During the PKK members’ withdrawal from Turkish soil, representatives from some NGOs will be on hand as “observers.”
Last December, Prime Minister Recep Tayyip Erdoğan revealed that Turkish intelligence has entered into informal talks with Ocalan – currently serving a life sentence on Imrali island – to end the war between PKK and Turkish security forces.
As part of this engagement, Ayla Akat Ata, a deputy of the Peace and Democracy Party (BDP) – which has already called for the PKK to lay down its arms – and Ahmet Türk, an independent deputy and chief of Kurdish umbrella organization the Democratic Society Congress (DTK), were granted permission to meet with Öcalan earlier this month.
Under a preliminary agreement that Ankara intelligence officials have entered into with Ocalan, the PKK will eventually lay down all arms in exchange for greater rights for Turkey’s large Kurdish population.
However, there has been no official confirmation of the PKK’s agreement to disarm.
PKK spokesman Roj Welat told Reuters: "The PKK officially has made no such declaration for the moment. There is no such information in our hands."
Indeed, a previous ceasefire call by Ocalan himself in 1999 (after his capture and imprisonment) led to the killing of hundreds of PKK militants by Turkish security forces.
As for Erdogan, he is likely anxious to keep details of peace negotiations at a bare minimum due to fears that they would alienate Turkish nationalists ahead of elections.
Separately, a report by the Turkish parliament’s Human Rights Investigation Commission suggested that the PKK is exploiting poor and uneducated Kurds.
The study noted that that 40 percent of the fighters in the PKK are minors (i.e., under the age of 18).
Today’s Zaman, an English-language daily, also said the study disclosed that that 78 percent of PKK fighters joined the organization having had no job in the civilian world, while an astounding 83 percent are poorly educated (possessing only primary school education).
The commission, led by Naci Bostanci, a deputy in the ruling Justice and Development Party (AKP), found that Kurdish males between the ages of 14 and 25 are the most likely to take up arms and join the PKK.
The body estimates that the PKK has about 20,000 members, 6,000 of whom can be considered “armed militants.”
Interestingly, only about three-quarters (73 percent) of PKK militants hail from Turkey – 12 percent come from Syria, 10 percent from Iran and 3 percent from Iraq, all of which have Kurdish minorities. Almost one-fourth (23 percent) of PKK members are female.
Fully one-sixth of all PKK recruits hail from the southeastern Turkish city of Diyarbakir, followed by Mardin (13 percent) and Van (8 percent).
In addition, PKK warriors tend to have short life spans.

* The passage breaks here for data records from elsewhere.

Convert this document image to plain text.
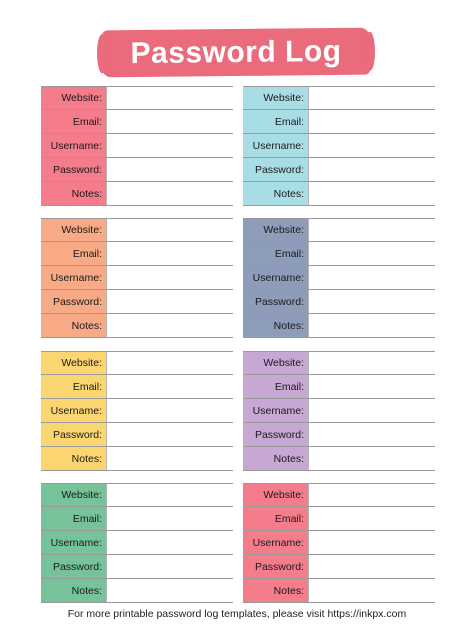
Password Log
Website:
Email:
Username:
Password:
Notes:
Website:
Email:
Username:
Password:
Notes:
Website:
Email:
Username:
Password:
Notes:
Website:
Email:
Username:
Password:
Notes:
Website:
Email:
Username:
Password:
Notes:
Website:
Email:
Username:
Password:
Notes:
Website:
Email:
Username:
Password:
Notes:
Website:
Email:
Username:
Password:
Notes:
For more printable password log templates, please visit https://inkpx.com
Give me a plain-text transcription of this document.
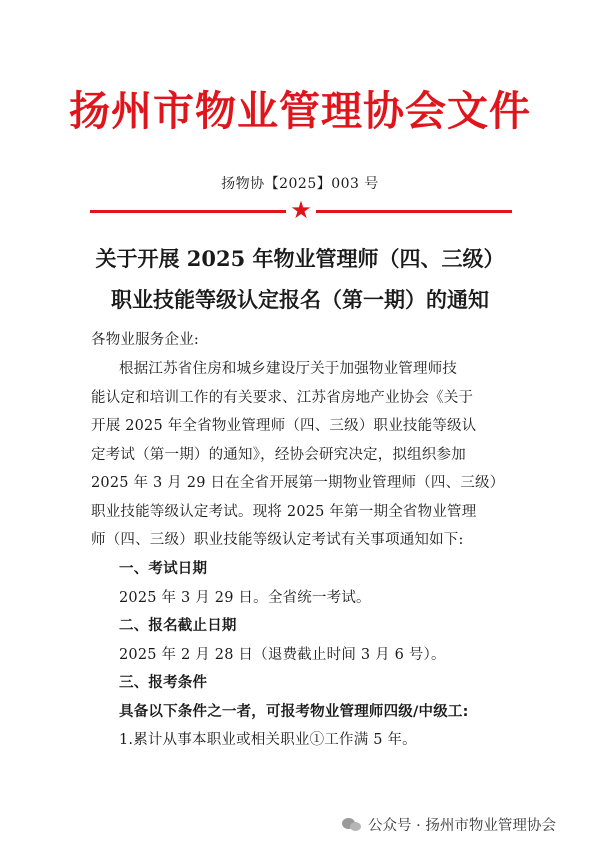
扬州市物业管理协会文件
扬物协【2025】003 号
★
关于开展 2025 年物业管理师（四、三级）
职业技能等级认定报名（第一期）的通知
各物业服务企业:
根据江苏省住房和城乡建设厅关于加强物业管理师技
能认定和培训工作的有关要求、江苏省房地产业协会《关于
开展 2025 年全省物业管理师（四、三级）职业技能等级认
定考试（第一期）的通知》，经协会研究决定，拟组织参加
2025 年 3 月 29 日在全省开展第一期物业管理师（四、三级）
职业技能等级认定考试。现将 2025 年第一期全省物业管理
师（四、三级）职业技能等级认定考试有关事项通知如下:
一、考试日期
2025 年 3 月 29 日。全省统一考试。
二、报名截止日期
2025 年 2 月 28 日（退费截止时间 3 月 6 号）。
三、报考条件
具备以下条件之一者，可报考物业管理师四级/中级工:
1.累计从事本职业或相关职业①工作满 5 年。
公众号 · 扬州市物业管理协会
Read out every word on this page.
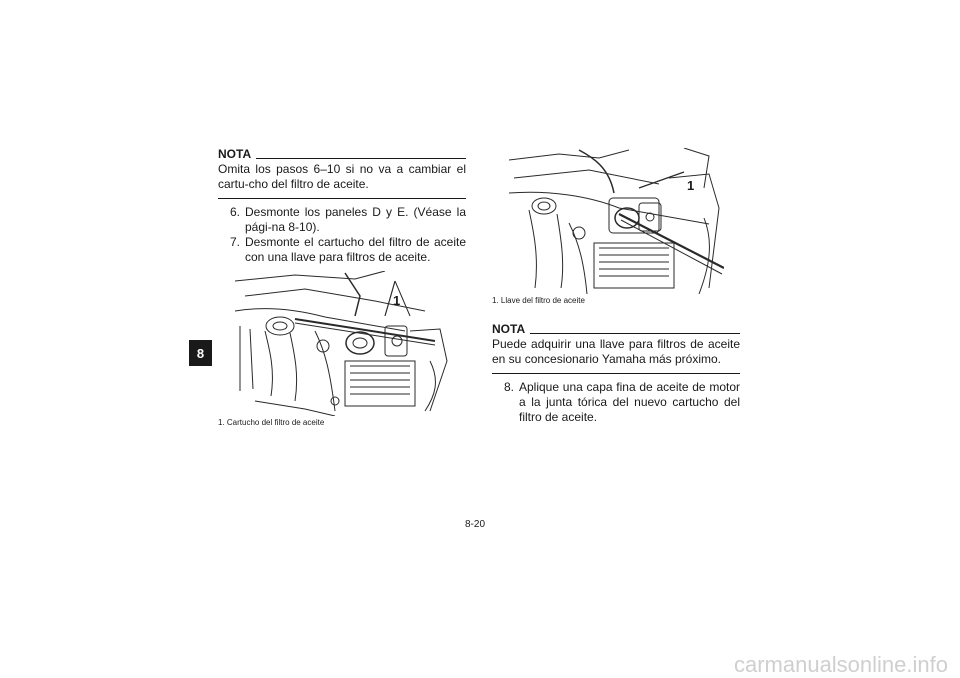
8
NOTA

Omita los pasos 6–10 si no va a cambiar el cartu-cho del filtro de aceite.

6. Desmonte los paneles D y E. (Véase la pági-na 8-10).
7. Desmonte el cartucho del filtro de aceite con una llave para filtros de aceite.
1
1. Cartucho del filtro de aceite
1
1. Llave del filtro de aceite
NOTA

Puede adquirir una llave para filtros de aceite en su concesionario Yamaha más próximo.

8. Aplique una capa fina de aceite de motor a la junta tórica del nuevo cartucho del filtro de aceite.
8-20
carmanualsonline.info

The commission found that the average lifespan for a PKK militant is 26 years, while senior militants live somewhat longer -- 28 years.
The report also gauged the Turkish population’s attitudes towards the PKK and who is really controlling them – about 79 percent of Kurds in Turkey and 82 percent of ethnic Turks think Israel is, in general, backing terrorist groups in Turkey.
A slightly smaller number -- 65 percent of Kurds and 70 percent of Turks – believe the Bashar al-Assad administration of Syria is behind the PKK.